Les apports de l’étymologie
Tout d’abord, nous ne résisterons pas au plaisir de nous plonger
dans l’étymologie du premier terme de cette proposition. D’après
le Robert, l’écho est « le phénomène de réflexion du
son par l’obstacle qui le répercute », il signifie
également « ce qui répète, reflète » et peut
également prendre un sens de résonance. Si nous nous référons à la
mythologie grecque, Écho, fille de l’air, était une nymphe,
condamnée par Héra à être privée de l’usage de sa voix. En effet,
elle avait endormi l’attention de celle-ci en la charmant de ses
histoires pendant que les nymphes de la montagne s’échappaient pour
rejoindre Zeus, son époux.
Elle s’éprit par la suite de Narcisse, dont elle ne put se faire
aimer, se consuma de tristesse et fut transformée en rocher,
réduite à ne répéter que les dernières syllabes des paroles émises.
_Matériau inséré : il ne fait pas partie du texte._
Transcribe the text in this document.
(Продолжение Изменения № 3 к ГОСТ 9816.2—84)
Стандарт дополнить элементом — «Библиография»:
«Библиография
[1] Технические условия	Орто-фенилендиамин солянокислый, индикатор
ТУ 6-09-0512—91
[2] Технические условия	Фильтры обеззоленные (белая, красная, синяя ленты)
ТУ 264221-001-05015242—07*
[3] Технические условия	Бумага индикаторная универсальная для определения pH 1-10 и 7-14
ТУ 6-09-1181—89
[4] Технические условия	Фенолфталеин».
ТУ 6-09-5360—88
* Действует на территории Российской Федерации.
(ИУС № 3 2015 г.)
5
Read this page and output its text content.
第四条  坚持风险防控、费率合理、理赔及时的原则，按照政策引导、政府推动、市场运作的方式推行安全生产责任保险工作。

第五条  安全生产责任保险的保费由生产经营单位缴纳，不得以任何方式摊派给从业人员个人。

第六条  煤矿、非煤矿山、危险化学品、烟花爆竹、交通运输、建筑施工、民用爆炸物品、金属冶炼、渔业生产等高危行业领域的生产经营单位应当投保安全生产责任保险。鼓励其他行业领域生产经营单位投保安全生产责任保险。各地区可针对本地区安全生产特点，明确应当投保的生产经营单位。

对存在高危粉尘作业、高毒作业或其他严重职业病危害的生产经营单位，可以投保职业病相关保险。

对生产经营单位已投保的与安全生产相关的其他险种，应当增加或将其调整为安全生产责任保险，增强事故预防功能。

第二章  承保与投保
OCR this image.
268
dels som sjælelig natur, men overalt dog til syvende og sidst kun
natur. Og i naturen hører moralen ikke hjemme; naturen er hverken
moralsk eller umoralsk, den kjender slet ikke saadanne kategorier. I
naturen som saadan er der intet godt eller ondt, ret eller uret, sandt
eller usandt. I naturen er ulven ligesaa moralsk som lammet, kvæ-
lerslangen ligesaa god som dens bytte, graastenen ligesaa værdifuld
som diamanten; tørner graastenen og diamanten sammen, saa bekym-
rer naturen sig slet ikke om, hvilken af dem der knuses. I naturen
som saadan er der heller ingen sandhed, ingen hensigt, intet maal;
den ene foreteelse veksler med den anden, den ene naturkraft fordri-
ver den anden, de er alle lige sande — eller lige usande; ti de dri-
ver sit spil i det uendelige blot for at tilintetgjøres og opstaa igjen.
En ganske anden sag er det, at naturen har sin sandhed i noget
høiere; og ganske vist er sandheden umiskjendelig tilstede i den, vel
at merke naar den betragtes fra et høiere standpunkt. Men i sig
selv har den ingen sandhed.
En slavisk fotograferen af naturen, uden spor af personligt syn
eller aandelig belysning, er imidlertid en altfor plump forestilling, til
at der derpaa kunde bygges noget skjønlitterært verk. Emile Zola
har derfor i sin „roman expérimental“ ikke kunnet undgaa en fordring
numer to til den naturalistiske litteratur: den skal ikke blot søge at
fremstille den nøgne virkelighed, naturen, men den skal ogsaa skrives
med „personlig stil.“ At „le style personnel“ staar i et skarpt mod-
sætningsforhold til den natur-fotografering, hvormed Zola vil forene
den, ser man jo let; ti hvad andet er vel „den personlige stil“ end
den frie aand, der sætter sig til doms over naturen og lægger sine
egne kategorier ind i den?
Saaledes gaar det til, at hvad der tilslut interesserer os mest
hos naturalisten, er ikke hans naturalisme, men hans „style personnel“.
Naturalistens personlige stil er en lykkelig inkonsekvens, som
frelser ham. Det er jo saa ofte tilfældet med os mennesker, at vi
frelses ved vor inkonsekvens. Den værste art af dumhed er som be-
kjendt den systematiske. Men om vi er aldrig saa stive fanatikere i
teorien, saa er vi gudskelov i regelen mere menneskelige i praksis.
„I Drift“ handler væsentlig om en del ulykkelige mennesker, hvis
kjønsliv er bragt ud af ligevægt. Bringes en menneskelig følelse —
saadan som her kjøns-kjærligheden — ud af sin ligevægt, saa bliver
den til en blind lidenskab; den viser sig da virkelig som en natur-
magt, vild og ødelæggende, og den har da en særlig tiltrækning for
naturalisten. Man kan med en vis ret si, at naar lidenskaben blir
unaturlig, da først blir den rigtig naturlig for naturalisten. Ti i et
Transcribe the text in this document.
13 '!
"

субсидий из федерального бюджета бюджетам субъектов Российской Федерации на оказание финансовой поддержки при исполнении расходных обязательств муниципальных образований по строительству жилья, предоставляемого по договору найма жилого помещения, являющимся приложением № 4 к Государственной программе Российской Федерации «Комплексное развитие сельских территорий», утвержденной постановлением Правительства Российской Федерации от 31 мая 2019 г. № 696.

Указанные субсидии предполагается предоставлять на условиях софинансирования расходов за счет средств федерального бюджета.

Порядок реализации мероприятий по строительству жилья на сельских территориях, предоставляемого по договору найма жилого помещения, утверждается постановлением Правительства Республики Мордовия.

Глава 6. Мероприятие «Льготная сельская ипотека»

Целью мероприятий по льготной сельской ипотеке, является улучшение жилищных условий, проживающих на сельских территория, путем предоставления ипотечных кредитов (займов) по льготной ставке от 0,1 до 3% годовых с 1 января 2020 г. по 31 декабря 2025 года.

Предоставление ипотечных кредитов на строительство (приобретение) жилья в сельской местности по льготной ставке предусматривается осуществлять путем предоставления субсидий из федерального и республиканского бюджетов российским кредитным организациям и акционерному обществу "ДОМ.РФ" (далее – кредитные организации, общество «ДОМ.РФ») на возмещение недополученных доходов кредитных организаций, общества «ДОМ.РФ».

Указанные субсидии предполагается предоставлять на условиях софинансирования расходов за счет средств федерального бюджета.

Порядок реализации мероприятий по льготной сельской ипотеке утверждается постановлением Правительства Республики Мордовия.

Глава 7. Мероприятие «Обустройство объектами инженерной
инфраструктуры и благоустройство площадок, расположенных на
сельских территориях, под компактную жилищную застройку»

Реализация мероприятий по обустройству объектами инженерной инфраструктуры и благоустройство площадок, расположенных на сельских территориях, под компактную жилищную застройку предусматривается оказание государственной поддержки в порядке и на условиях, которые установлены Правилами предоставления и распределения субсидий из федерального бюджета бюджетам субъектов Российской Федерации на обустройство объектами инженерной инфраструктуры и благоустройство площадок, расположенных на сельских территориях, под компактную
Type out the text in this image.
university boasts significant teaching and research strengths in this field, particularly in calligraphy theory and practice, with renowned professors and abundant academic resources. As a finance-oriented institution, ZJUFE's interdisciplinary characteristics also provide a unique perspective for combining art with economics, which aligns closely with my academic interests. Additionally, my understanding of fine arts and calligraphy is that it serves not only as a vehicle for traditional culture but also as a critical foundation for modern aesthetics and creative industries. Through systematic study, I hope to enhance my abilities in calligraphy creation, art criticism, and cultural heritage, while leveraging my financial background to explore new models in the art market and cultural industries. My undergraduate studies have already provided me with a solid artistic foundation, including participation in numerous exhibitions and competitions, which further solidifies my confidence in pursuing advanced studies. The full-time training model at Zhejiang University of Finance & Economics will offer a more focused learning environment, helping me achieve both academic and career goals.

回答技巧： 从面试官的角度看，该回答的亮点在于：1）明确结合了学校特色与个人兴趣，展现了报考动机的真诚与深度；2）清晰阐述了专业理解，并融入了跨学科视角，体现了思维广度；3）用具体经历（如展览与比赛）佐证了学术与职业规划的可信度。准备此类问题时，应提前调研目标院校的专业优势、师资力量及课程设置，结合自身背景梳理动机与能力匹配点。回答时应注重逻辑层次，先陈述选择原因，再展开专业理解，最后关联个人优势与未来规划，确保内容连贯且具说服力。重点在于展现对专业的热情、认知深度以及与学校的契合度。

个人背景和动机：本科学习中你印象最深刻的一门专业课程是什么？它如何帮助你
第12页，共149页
Destinée mélancolique par excellence, dépouillée qui plus est de sa
parole propre.
La formulation « écho des traumatismes » rend ainsi bien
compte du caractère répétitif de ceux-ci, dont le contenu et les
modalités échappent en quelque sorte au sujet.
La problématique du traumatisme
Nous en venons donc à mettre en jeu la problématique du
traumatisme, en nous référant aux théories psychanalytiques où
celle-ci tient un rôle de première importance et d’une grande
complexité.
Le statut du traumatisme varie au fur et à mesure de l’élaboration
des théories freudiennes. Il est tout d’abord référé à une
séduction d’ordre sexuel lors de la période d’immaturité, qu’un
événement survenant après la puberté vient réactiver dans
l’après-coup. Lors de conflits ultérieurs, les phénomènes de
répétition viendront rendre compte des éléments précédemment
refoulés. A l’inverse, la remémoration et l’élaboration des
épisodes traumatiques au sein du processus analytique peuvent
permettre leur remaniement. Le statut du traumatisme, réalité ou
fantasme, restera une question ouverte tout au long de l’œuvre
freudienne. Par la suite viendront les apports de Rank considérant
la naissance comme le traumatisme princeps, et dont Freud
minimisera l’impact. Ferenczi lui-même situe le traumatisme de la
naissance « comme une régression fantasmatique du conflit
œdipien à une expérience de la naissance surmontée avec
succès »1 et le rapporte au
complexe de castration.
Il envisage, pour sa part, une composante narcissique du
traumatisme. Celui-ci est réel et non point de l’ordre du fantasme.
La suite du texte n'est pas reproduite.